Às vezes, um filme vindo dos lugares
mais improváveis pega o espectador pelo tornozelo e dá um banho de bálsamo nas nossas
retinas tão fatigadas de mesmice, por mais experiência cinéfila que tenhamos. Este
Acalanto é uma produção oriunda da
Geórgia que nunca esteve nem perto de chegar ao Brasil, e é apenas graças à
internet que podemos descobrir essa pequena jóia que, de outra forma,
permaneceria na ignorância do público.
A Geórgia é uma ex-república
soviética que adquiriu sua independência política no começo dos anos 90. Nunca
teve tradição no cinema, ao contrário da antiga União Soviética, que deixou um
legado importante para a Sétima Arte, com diretores consagrados (basta citar
Einsenstein) e prêmios conquistados em festivais pelo mundo, incluindo o Oscar
de Filme Estrangeiro. Mesmo assim, na única vez em que uma produção daquele
país chegou aqui, colheu críticas favoráveis. Em 2002, Os 27 beijos perdidos foi exibido no circuito alternativo da cidade
(você pode conhecê-lo na edição em DVD, lançado pela falida Europa). Fora isso,
nem no Festival do Rio.
A história de Acalanto é tão simples quanto sua
estrutura narrativa. Uma abastada família da aristocracia georgiana vive feliz
em sua mansão, no que parece ser uma área rural do país. Os jovens pais passam
o dia brincando com a pequena Keto, de 4 anos, que recebe esporadicamente a
visita do avô. Tudo corre muito bem, até o dia em que o casal aceita abrigar
uma dupla de mendigos andarilhos em seus aposentos. Eles passam a noite na casa
e, no dia seguinte, seqüestram a criança, levando junto a alegria do lugar. Dez
anos depois, Keto reaparece, mas não se lembra dos pais nem de qualquer coisa
que a ligue a suas raízes. Mas a família ainda terá uma última surpresa.

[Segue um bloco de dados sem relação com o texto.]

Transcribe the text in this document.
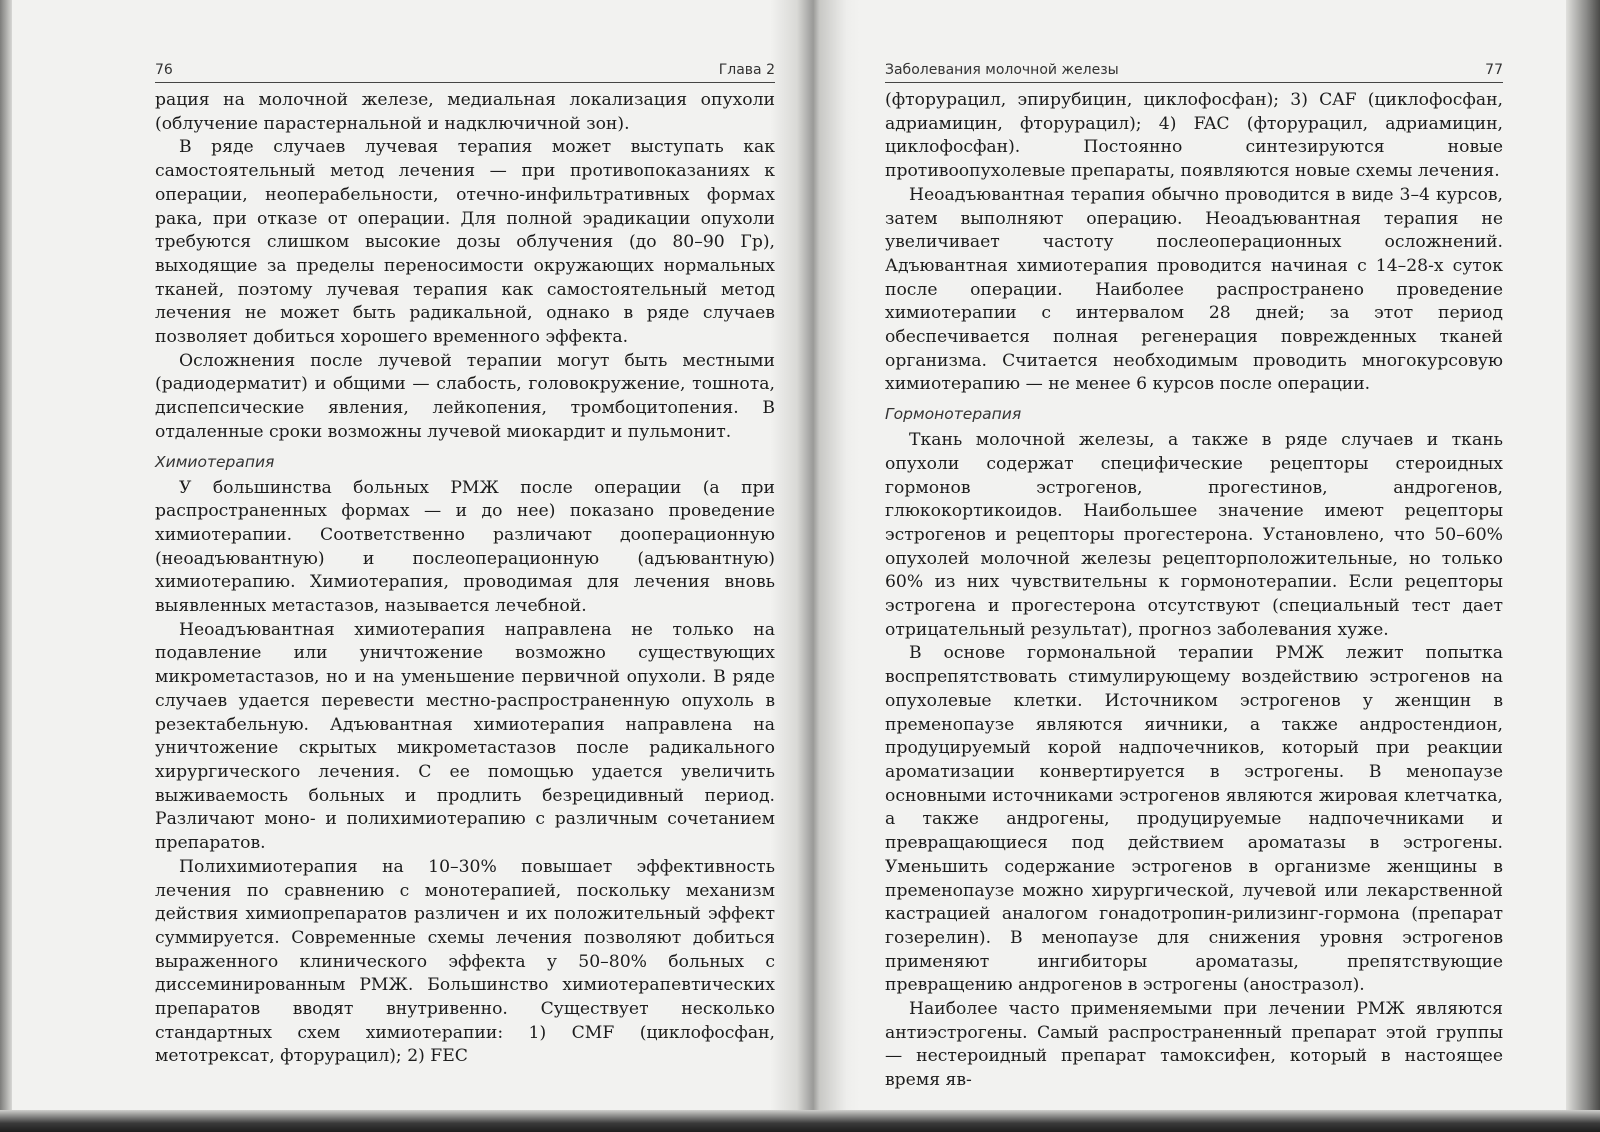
76	Глава 2

рация на молочной железе, медиальная локализация опухоли (облучение парастернальной и надключичной зон).

В ряде случаев лучевая терапия может выступать как самостоятельный метод лечения — при противопоказаниях к операции, неоперабельности, отечно-инфильтративных формах рака, при отказе от операции. Для полной эрадикации опухоли требуются слишком высокие дозы облучения (до 80–90 Гр), выходящие за пределы переносимости окружающих нормальных тканей, поэтому лучевая терапия как самостоятельный метод лечения не может быть радикальной, однако в ряде случаев позволяет добиться хорошего временного эффекта.

Осложнения после лучевой терапии могут быть местными (радиодерматит) и общими — слабость, головокружение, тошнота, диспепсические явления, лейкопения, тромбоцитопения. В отдаленные сроки возможны лучевой миокардит и пульмонит.

Химиотерапия

У большинства больных РМЖ после операции (а при распространенных формах — и до нее) показано проведение химиотерапии. Соответственно различают дооперационную (неоадъювантную) и послеоперационную (адъювантную) химиотерапию. Химиотерапия, проводимая для лечения вновь выявленных метастазов, называется лечебной.

Неоадъювантная химиотерапия направлена не только на подавление или уничтожение возможно существующих микрометастазов, но и на уменьшение первичной опухоли. В ряде случаев удается перевести местно-распространенную опухоль в резектабельную. Адъювантная химиотерапия направлена на уничтожение скрытых микрометастазов после радикального хирургического лечения. С ее помощью удается увеличить выживаемость больных и продлить безрецидивный период. Различают моно- и полихимиотерапию с различным сочетанием препаратов.

Полихимиотерапия на 10–30% повышает эффективность лечения по сравнению с монотерапией, поскольку механизм действия химиопрепаратов различен и их положительный эффект суммируется. Современные схемы лечения позволяют добиться выраженного клинического эффекта у 50–80% больных с диссеминированным РМЖ. Большинство химиотерапевтических препаратов вводят внутривенно. Существует несколько стандартных схем химиотерапии: 1) CMF (циклофосфан, метотрексат, фторурацил); 2) FEC

Заболевания молочной железы	77

(фторурацил, эпирубицин, циклофосфан); 3) CAF (циклофосфан, адриамицин, фторурацил); 4) FAC (фторурацил, адриамицин, циклофосфан). Постоянно синтезируются новые противоопухолевые препараты, появляются новые схемы лечения.

Неоадъювантная терапия обычно проводится в виде 3–4 курсов, затем выполняют операцию. Неоадъювантная терапия не увеличивает частоту послеоперационных осложнений. Адъювантная химиотерапия проводится начиная с 14–28-х суток после операции. Наиболее распространено проведение химиотерапии с интервалом 28 дней; за этот период обеспечивается полная регенерация поврежденных тканей организма. Считается необходимым проводить многокурсовую химиотерапию — не менее 6 курсов после операции.

Гормонотерапия

Ткань молочной железы, а также в ряде случаев и ткань опухоли содержат специфические рецепторы стероидных гормонов эстрогенов, прогестинов, андрогенов, глюкокортикоидов. Наибольшее значение имеют рецепторы эстрогенов и рецепторы прогестерона. Установлено, что 50–60% опухолей молочной железы рецепторположительные, но только 60% из них чувствительны к гормонотерапии. Если рецепторы эстрогена и прогестерона отсутствуют (специальный тест дает отрицательный результат), прогноз заболевания хуже.

В основе гормональной терапии РМЖ лежит попытка воспрепятствовать стимулирующему воздействию эстрогенов на опухолевые клетки. Источником эстрогенов у женщин в пременопаузе являются яичники, а также андростендион, продуцируемый корой надпочечников, который при реакции ароматизации конвертируется в эстрогены. В менопаузе основными источниками эстрогенов являются жировая клетчатка, а также андрогены, продуцируемые надпочечниками и превращающиеся под действием ароматазы в эстрогены. Уменьшить содержание эстрогенов в организме женщины в пременопаузе можно хирургической, лучевой или лекарственной кастрацией аналогом гонадотропин-рилизинг-гормона (препарат гозерелин). В менопаузе для снижения уровня эстрогенов применяют ингибиторы ароматазы, препятствующие превращению андрогенов в эстрогены (аностразол).

Наиболее часто применяемыми при лечении РМЖ являются антиэстрогены. Самый распространенный препарат этой группы — нестероидный препарат тамоксифен, который в настоящее время яв-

O espectador precisa ter em conta
que assistirá a um filme completamente diferente do que a sinopse deixa
sugerido. Apesar de a história ser exatamente como resumida, ela se desenvolve
em um ritmo próprio, com poucos diálogos (alguns não traduzidos, mas nada que
atrapalhe a compreensão) e um visual que a aproxima por vezes de uma fábula. A
extrema simplicidade da produção pode mesmo irritar o espectador comum, pouco
afeito a um tipo de cinema que não se encontra na esquina; o resultado, porém,
é arrebatador. Há detalhes técnicos riquíssimos, como a bela fotografia que
valoriza tanto os exteriores coalhados de luz outonal quanto os interiores
escurecidos e austeros. As locações são de extrema beleza. Atenção para a música, que é doce, melodiosa, pode
grudar no ouvido de quem a ouve, mas está longe de ser aquela coisa chata e
repetitiva.
Quando me criticam de ser
incoerente, de condenar o comércio de DVDs piratas e apoiar o download de
filmes pela internet, rebato dizendo que no segundo caso trata-se de difusão
cultural. Vejam que esta é uma produção de 1994, ou seja, são quase duas décadas
de criminosa ignorância para a existência desse filme. De que outra forma
poderíamos conhecê-lo? De que outra forma nos seria possível encantarmo-nos com
tanta beleza? Acalanto é um desses
grandes filmes que são feitos ao redor do mundo que só chegam aqui graças à
troca de arquivos pela rede.
Só não revelo o nome do site que
o torna disponível porque já assumi essa postura, deixo a critério de cada
interessado procurar. Mas vale a caçada: é altamente compensador. E um prêmio
para os cinéfilos mais inquietos.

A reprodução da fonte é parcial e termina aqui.